Oil Price Shocks and the AD/AS Framework
An oil price shock is one of the clearest applications of cost-push inflation analysis:
1. Global oil price rises (supply disruption or OPEC cut) 2. Importing countries face higher energy and transport costs 3. Short-run AS shifts leftward 4. Price level rises, real GDP falls → stagflation 5. If the country is a net oil importer (like Pakistan), the current account worsens 6. Currency may depreciate, further raising import costs in a vicious cycle
For Pakistan specifically: every $10 increase in the Brent crude price raises the import bill by approximately $1.2–1.5 billion annually. This directly pressures the rupee, widens the current account deficit, and feeds cost-push inflation through petrol, diesel, and electricity prices.
Oil and Inflation: The Transmission Mechanism
Oil prices affect the general price level through multiple channels:
• Direct effect: Petrol, diesel, and kerosene prices rise at the pump • Indirect effect: Transport costs increase → distribution costs for all goods rise • Second-round effects: Workers demand higher wages to compensate for living cost increases → built-in inflation • Expectations channel: If consumers expect persistent inflation, they accelerate purchases, further boosting demand
Central banks face a dilemma: raising interest rates to fight oil-driven inflation also reduces AD and output — potentially causing recession while inflation remains elevated (stagflation policy dilemma).
Oil Market Structure for Exam Essays
Perfect competition vs oligopoly: The oil market is best analysed as an oligopoly with cartel-like behaviour (OPEC). Students should compare the outcome with perfect competition — oligopolistic markets produce less output at higher prices (deadweight loss).
Price elasticity applications:
• Short-run PED for oil is inelastic → price rises increase total revenue for producers • Long-run PED becomes more elastic → OPEC's long-run price manipulation power diminishes • PES is inelastic in short run → supply disruptions cause sharp price spikes
Market failure and externalities: Oil consumption generates negative externalities (carbon emissions, air pollution).
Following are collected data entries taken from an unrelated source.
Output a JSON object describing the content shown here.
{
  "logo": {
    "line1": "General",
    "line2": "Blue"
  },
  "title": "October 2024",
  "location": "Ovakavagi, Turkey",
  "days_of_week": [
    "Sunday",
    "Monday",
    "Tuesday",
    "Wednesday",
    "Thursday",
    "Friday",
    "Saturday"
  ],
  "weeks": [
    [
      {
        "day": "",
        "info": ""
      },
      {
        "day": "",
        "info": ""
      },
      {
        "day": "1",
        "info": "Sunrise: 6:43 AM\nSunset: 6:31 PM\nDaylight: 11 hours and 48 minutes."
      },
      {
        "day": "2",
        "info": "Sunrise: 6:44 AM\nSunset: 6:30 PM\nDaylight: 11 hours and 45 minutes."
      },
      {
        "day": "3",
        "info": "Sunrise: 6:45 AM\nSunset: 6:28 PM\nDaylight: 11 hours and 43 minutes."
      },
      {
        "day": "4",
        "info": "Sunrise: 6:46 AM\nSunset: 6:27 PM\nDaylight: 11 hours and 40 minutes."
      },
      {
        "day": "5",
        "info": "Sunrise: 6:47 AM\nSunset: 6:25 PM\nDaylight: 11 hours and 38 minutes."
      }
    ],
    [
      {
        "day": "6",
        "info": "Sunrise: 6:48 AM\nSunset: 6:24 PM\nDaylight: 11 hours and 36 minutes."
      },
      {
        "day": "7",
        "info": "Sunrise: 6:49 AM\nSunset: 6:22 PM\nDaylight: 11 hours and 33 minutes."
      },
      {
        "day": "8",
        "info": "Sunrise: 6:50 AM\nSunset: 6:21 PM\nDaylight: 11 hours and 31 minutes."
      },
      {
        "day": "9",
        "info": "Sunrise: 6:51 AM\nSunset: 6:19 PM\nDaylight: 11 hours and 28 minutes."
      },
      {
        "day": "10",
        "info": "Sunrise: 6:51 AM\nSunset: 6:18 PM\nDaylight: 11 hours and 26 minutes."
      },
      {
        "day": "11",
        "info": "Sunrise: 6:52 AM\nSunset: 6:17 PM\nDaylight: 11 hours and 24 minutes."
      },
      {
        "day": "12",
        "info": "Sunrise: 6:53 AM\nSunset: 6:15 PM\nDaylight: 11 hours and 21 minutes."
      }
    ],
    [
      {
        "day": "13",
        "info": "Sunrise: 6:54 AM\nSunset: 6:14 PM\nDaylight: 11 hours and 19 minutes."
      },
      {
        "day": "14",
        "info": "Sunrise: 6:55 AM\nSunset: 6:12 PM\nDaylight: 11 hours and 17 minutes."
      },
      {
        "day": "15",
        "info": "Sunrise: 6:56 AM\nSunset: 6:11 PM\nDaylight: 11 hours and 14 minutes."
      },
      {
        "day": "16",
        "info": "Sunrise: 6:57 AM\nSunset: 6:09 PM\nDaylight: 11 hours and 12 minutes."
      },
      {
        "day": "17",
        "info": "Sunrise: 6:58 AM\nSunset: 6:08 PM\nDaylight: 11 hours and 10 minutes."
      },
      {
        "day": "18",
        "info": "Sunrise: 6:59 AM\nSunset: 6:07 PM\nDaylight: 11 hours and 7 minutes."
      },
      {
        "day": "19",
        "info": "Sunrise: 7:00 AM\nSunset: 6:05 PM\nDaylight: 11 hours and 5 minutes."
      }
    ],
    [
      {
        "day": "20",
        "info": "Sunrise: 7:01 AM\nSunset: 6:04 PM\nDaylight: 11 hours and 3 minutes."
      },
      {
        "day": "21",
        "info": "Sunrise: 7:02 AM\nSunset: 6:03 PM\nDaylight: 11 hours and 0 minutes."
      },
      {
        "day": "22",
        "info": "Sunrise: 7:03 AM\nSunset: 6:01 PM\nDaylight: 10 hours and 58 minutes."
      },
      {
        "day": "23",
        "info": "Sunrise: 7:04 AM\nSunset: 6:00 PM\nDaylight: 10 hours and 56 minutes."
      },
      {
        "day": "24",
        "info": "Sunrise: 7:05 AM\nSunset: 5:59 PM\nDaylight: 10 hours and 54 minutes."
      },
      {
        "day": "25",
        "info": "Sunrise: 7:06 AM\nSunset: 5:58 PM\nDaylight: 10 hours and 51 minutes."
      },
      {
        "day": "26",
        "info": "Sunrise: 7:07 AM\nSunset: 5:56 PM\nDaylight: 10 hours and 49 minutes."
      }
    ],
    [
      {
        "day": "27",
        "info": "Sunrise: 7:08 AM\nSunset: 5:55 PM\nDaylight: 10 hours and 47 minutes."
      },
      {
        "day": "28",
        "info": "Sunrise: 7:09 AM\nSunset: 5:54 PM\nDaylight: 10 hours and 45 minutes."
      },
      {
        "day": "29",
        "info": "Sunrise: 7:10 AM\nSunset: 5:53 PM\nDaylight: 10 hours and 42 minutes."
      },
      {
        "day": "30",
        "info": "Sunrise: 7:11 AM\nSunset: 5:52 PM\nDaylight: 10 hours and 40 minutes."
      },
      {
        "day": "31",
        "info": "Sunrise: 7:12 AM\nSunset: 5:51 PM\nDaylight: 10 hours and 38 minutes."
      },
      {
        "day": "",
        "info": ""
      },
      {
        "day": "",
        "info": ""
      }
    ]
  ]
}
This justifies carbon taxes, emissions trading, and subsidies for renewable energy — all relevant for market failure essays.
Recent Oil Market Events for Your Essays
• 2020 COVID crash: Oil prices briefly went negative as demand collapsed and storage filled • 2022 Russia-Ukraine shock: Brent crude exceeded $120/barrel; global inflation surged • 2023–2024 OPEC+ cuts: Saudi Arabia-led production cuts kept prices elevated despite weak global growth • 2025–2026 Middle East tensions: Geopolitical risk premiums returned to oil pricing
Always cite specific data in essays: "When Brent crude rose from $70 to $120 in early 2022, Pakistan's CPI inflation accelerated from 13% to over 27% within six months."